Meet John Doe: NeighborWorks offers community-building resources
By Paul Gorski
The primary purpose of this column is to offer inspiration, suggestions and resources for community building. For the next few weeks, I will be focusing on organizations that offer community-building advice and resources. One such organization is NeighborWorks America (http://www.nw.org).
NeighborWorks’ (NW) primary focus is affordable housing for all and works to achieve this goal through its network of “235 independent, community-based nonprofit organizations serving more than 4,500 communities nationwide.” The Midwest Region district office is in Cincinnati, and the nearest affiliated nonprofit is Neighborhood Housing Services of Freeport, Inc. NeighborWorks also works to improve lives and strengthen communities with the vision of creating a “nation of vibrant communities all are proud to call home.”
NeighborWorks has a clear mission and strategic plan, with one of its five strategic goals being to advance “comprehensive community development and resident engagement to achieve positive community engagement.” To that end, NW lists community-building resources and suggestions for residents at http://www.nw.org/network/consumers/community.asp. Some of the suggestions are simple, but creative, such as help with translating at community meetings, coordinating neighborhood clean-up efforts with shared trash bin usage and mulch delivery.
Local business and government leaders could learn quite a bit from the long list of reports and studies. NW offers research information detailing strategies for re-vitalizing business districts in urban areas, stabilizing neighborhoods hit hard by foreclosures, and implementing successful “green” initiatives, including green housing development. Search the list of reports at http://neighborworks.issuelab.org/home.
NeighborWorks also offers training and educational opportunities for nonprofit and elected leaders in the areas of: community engagement; nonprofit management; and community and neighborhood revitalization. And that is just a partial list of topics, with many of the courses being offered online. The full course catalog is listed at http://www.nw.org/coursecatalog/. Some local leaders have participated in NW training programs, see:
“Rockfordians honored by NeighborWorks America” from July 18-24, 2012, issue.

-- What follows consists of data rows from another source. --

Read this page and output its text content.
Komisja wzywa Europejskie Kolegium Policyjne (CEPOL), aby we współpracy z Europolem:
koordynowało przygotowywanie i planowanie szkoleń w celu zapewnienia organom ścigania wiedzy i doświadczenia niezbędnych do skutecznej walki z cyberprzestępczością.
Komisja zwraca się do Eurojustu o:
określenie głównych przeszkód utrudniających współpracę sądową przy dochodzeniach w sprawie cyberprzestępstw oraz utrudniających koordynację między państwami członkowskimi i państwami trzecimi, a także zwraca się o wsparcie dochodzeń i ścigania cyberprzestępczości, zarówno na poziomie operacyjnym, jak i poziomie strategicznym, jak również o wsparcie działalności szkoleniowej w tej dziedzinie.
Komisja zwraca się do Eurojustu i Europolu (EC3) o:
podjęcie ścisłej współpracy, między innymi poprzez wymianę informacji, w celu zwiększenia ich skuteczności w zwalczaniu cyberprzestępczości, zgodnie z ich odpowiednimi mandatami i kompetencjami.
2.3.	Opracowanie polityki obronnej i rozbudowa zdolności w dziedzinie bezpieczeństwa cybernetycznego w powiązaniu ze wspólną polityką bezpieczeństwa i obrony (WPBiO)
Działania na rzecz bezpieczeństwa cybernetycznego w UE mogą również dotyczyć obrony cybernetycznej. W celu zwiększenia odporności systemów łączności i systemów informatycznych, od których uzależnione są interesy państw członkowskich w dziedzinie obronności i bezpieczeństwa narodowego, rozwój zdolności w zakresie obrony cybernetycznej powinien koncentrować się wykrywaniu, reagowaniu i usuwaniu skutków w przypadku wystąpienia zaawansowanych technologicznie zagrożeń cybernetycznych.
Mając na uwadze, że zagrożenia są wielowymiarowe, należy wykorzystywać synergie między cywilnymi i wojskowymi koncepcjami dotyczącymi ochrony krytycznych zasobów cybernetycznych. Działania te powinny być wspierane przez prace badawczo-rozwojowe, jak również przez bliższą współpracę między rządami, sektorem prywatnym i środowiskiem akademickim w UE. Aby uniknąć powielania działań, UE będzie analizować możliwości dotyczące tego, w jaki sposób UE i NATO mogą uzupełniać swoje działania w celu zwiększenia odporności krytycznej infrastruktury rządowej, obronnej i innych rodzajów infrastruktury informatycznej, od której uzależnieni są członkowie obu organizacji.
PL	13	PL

I’m impressed with NeighborWorks. We have a tendency locally to attempt development initiatives in fits and starts, sometimes with little coordination among all the important players; NeighborWorks has a solid track record of success. In 2012, NW coordinated a direct investment of more than $43 million in housing and community development projects in Illinois alone, serving 8,417 families and individuals. Sounds like NW has some experience in this regard. I’m surprised we don’t have more local organizations with ties to NeighborWorks.

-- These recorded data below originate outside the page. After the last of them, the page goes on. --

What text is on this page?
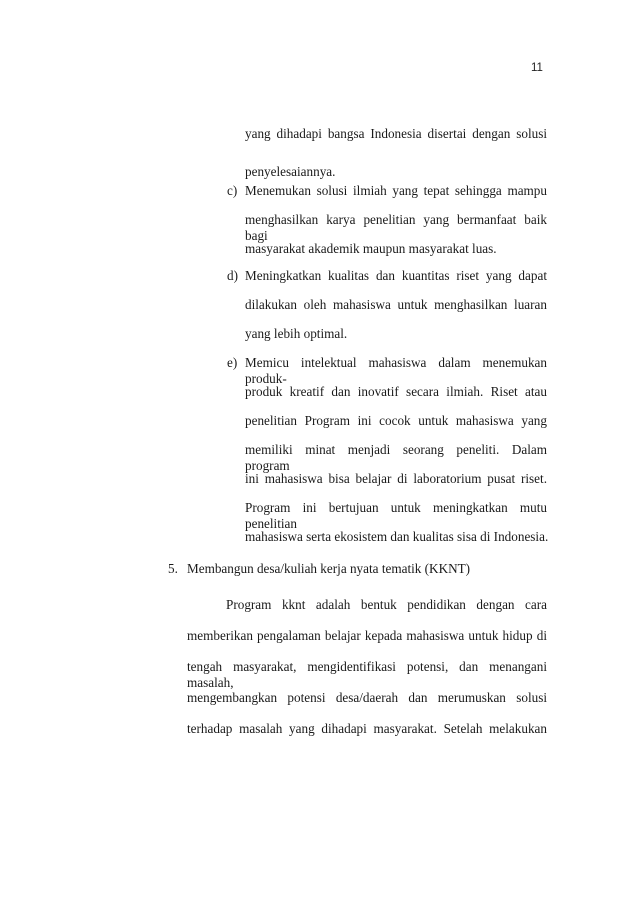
11
yang dihadapi bangsa Indonesia disertai dengan solusi
penyelesaiannya.
c) Menemukan solusi ilmiah yang tepat sehingga mampu
menghasilkan karya penelitian yang bermanfaat baik bagi
masyarakat akademik maupun masyarakat luas.
d) Meningkatkan kualitas dan kuantitas riset yang dapat
dilakukan oleh mahasiswa untuk menghasilkan luaran
yang lebih optimal.
e) Memicu intelektual mahasiswa dalam menemukan produk-
produk kreatif dan inovatif secara ilmiah. Riset atau
penelitian Program ini cocok untuk mahasiswa yang
memiliki minat menjadi seorang peneliti. Dalam program
ini mahasiswa bisa belajar di laboratorium pusat riset.
Program ini bertujuan untuk meningkatkan mutu penelitian
mahasiswa serta ekosistem dan kualitas sisa di Indonesia.
5. Membangun desa/kuliah kerja nyata tematik (KKNT)
Program kknt adalah bentuk pendidikan dengan cara
memberikan pengalaman belajar kepada mahasiswa untuk hidup di
tengah masyarakat, mengidentifikasi potensi, dan menangani masalah,
mengembangkan potensi desa/daerah dan merumuskan solusi
terhadap masalah yang dihadapi masyarakat. Setelah melakukan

You don’t have to wait for local leaders to learn a few lessons from NeighborWorks — visit the links I have listed here. Send them to your friends and neighbors. Do a bit of research yourself, then encourage your local alderman, board member and state representative to review and consider the NW resources. NeighborWorks doesn’t offer solutions for all of our region’s weaknesses, but it does offers resources for improving our community.